In una situazione così delicata, come quella sopra rappresentata, l’Amministrazione, dopo la rinegoziazione dei mutui operata lo scorso anno, che comporterà per tutti i cittadini Isolani un maggior esborso in termini di interessi passivi per circa € 1.870.000,00, ha previsto nel bilancio di previsione 2015 l’accensione di nuovi mutui per € 1.285.550,00 e la rinegoziazione di 130 mutui, di cui 38 già rinegoziati lo scorso anno,  con un ulteriore aggravio in termini di maggiori interessi passivi per ulteriori centinaia di migliaia di Euro.

A fronte di una politica di gestione del bilancio così disinvolta, che porta ad accumulare debiti su debiti ed interessi finanziari su interessi finanziari, nulla è stato fatto dall’Amministrazione per andare incontro ai cittadini alleggerendo la pressione fiscale che li opprime. Al contrario, dalla lettura dei dati di Bilancio si evince che questa Amministrazione ha considerato i cittadini Isolani come le “vittime sacrificali” su cui fare cassa.

A tale scopo l’IMU, la TASI e l’Addizionale Comunale all’IRPEF sono al massimo, come le aveva lasciate il Commissario Prefettizio; non uno sforzo è stato profuso dall’Amministrazione per prevedere agevolazioni, sotto forma di esenzioni e/o detrazioni a favore dei cittadini più deboli.

A ciò si aggiunga che è intenzione di questa Amministrazione far pagare nel 2015 € 480.000,00 per accertamenti ICI, € 150.000,00 per alienazioni usi civici, € 70.000,00 per sanzioni codice della strada, il servizio di trasporto sociale (che fino ad oggi era gratuito!!!) e maggiori oneri di urbanizzazione (aumentati con deliberazione G.M. n. 37 del 30.03.2015).

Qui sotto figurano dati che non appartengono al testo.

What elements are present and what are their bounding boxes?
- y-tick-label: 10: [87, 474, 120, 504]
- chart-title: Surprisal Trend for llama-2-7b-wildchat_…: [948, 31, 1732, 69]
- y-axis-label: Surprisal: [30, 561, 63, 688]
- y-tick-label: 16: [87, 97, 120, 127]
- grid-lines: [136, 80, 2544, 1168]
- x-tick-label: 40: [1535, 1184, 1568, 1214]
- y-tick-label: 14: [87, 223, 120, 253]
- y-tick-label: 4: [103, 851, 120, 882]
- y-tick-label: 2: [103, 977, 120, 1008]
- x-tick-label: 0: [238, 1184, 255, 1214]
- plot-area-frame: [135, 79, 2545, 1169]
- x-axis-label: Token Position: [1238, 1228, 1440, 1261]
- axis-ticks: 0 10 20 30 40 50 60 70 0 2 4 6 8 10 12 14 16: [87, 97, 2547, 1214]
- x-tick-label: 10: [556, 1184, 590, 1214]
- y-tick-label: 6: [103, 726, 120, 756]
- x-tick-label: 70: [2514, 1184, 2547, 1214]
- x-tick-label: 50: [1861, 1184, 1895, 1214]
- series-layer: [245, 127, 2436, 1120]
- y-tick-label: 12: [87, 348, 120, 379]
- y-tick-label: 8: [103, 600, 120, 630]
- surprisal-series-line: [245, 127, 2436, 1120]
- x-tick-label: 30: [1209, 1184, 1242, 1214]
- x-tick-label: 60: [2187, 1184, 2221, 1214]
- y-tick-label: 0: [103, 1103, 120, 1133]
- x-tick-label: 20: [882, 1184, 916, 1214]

Per tutte le argomentazioni sopra rappresentate il Gruppo Consiliare “Progetto Comune”, composto dalla sottoscritta e dai Consiglieri Angela Mancini, Mauro Tomaselli e Giorgio Trombetta, ha espresso voto contrario alla delibera di approvazione del Bilancio di Previsione 2015, volendo, in tal modo esprimere il proprio disappunto verso una politica di gestione delle risorse comunali, che non si basa su una reale programmazione delle scelte, ma è improntata all’immediato e non al futuro, e che non tiene conto di tutti i rischi finanziari potenziali a cui l’Ente è esposto, rischi che lo stesso Revisore ha richiamato nel Parere reso al Bilancio, e che rappresentano il retaggio della precedente Amministrazione Quadrini!!!